Inverse Modeling of Formaldehyde Emissions and Assessment of Associated Cumulative Ambient Air Exposures at Fine Scale

Among air toxics, formaldehyde (HCHO) is an important contributor to urban cancer risk. Emissions of HCHO in the United States are systematically under-reported and may enhance atmospheric ozone and particulate matter, intensifying their impacts on human health. During the 2021 Michigan-Ontario Ozone Source Experiment (MOOSE), mobile real-time (similar to 1 s frequency) measurements of ozone, nitrogen oxides, and organic compounds were conducted in an industrialized area in metropolitan Detroit. The measured concentrations were used to infer ground-level and elevated emissions of HCHO, CO, and NO from multiple sources at a fine scale (400 m horizontal resolution) based on the 4D variational data assimilation technique and the MicroFACT air quality model. Cumulative exposure to HCHO from multiple sources of both primary (directly emitted) and secondary (atmospherically formed) HCHO was then simulated assuming emissions inferred from inverse modeling.
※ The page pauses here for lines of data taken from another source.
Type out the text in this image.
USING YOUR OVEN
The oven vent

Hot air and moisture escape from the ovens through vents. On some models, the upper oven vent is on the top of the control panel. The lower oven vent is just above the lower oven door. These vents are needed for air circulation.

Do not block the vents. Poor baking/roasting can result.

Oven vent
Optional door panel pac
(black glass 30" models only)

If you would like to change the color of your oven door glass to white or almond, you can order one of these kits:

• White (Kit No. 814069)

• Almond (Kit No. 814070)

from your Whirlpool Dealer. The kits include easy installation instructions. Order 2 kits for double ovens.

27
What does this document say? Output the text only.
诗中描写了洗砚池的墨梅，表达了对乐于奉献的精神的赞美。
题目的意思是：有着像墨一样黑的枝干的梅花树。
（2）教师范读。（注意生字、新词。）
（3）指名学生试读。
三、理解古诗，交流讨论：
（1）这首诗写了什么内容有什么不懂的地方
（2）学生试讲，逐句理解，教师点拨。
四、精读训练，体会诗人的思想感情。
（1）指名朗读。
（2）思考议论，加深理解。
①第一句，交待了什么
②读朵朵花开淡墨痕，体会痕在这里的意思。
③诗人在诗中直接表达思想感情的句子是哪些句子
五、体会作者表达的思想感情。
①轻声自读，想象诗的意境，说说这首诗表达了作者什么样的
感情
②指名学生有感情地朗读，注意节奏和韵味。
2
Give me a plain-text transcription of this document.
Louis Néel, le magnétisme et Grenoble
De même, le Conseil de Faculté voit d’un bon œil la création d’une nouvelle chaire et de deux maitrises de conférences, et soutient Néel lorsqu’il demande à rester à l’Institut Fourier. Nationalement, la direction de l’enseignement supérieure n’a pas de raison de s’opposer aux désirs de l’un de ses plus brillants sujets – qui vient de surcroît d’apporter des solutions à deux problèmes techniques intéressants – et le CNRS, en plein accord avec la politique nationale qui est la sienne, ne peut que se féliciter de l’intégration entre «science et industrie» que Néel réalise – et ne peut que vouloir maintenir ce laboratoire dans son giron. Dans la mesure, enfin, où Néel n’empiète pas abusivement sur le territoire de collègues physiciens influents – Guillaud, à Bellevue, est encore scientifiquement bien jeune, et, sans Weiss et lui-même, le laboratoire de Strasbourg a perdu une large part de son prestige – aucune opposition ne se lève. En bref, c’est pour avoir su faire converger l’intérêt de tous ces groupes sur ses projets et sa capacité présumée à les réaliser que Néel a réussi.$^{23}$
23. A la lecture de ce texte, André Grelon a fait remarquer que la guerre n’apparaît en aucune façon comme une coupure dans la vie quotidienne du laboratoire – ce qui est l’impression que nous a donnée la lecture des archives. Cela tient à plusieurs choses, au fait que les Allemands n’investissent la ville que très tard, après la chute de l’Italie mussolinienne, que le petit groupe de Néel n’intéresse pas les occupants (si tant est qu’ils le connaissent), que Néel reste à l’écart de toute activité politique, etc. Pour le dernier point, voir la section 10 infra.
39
Model-inferred HCHO emissions from larger industrial facilities were greater than 1 US ton per year while corresponding emission ratios of HCHO to CO in combustion sources were roughly 2 to 5%. Moreover, simulated ambient HCHO concentrations depended significantly on wind direction relative to the largest sources. The model helped to explain the observed HCHO concentration gradient between monitoring stations at Dearborn and River Rouge in 2021.

Automated summary

Formaldehyde is a significant contributor to urban cancer risk and its emissions are often underestimated in the United States. The study conducted real-time measurements and simulations to investigate the cumulative exposure to formaldehyde from multiple sources, as well as its impact on ambient concentrations. The findings helped explain the observed differences in formaldehyde concentrations in the Detroit area.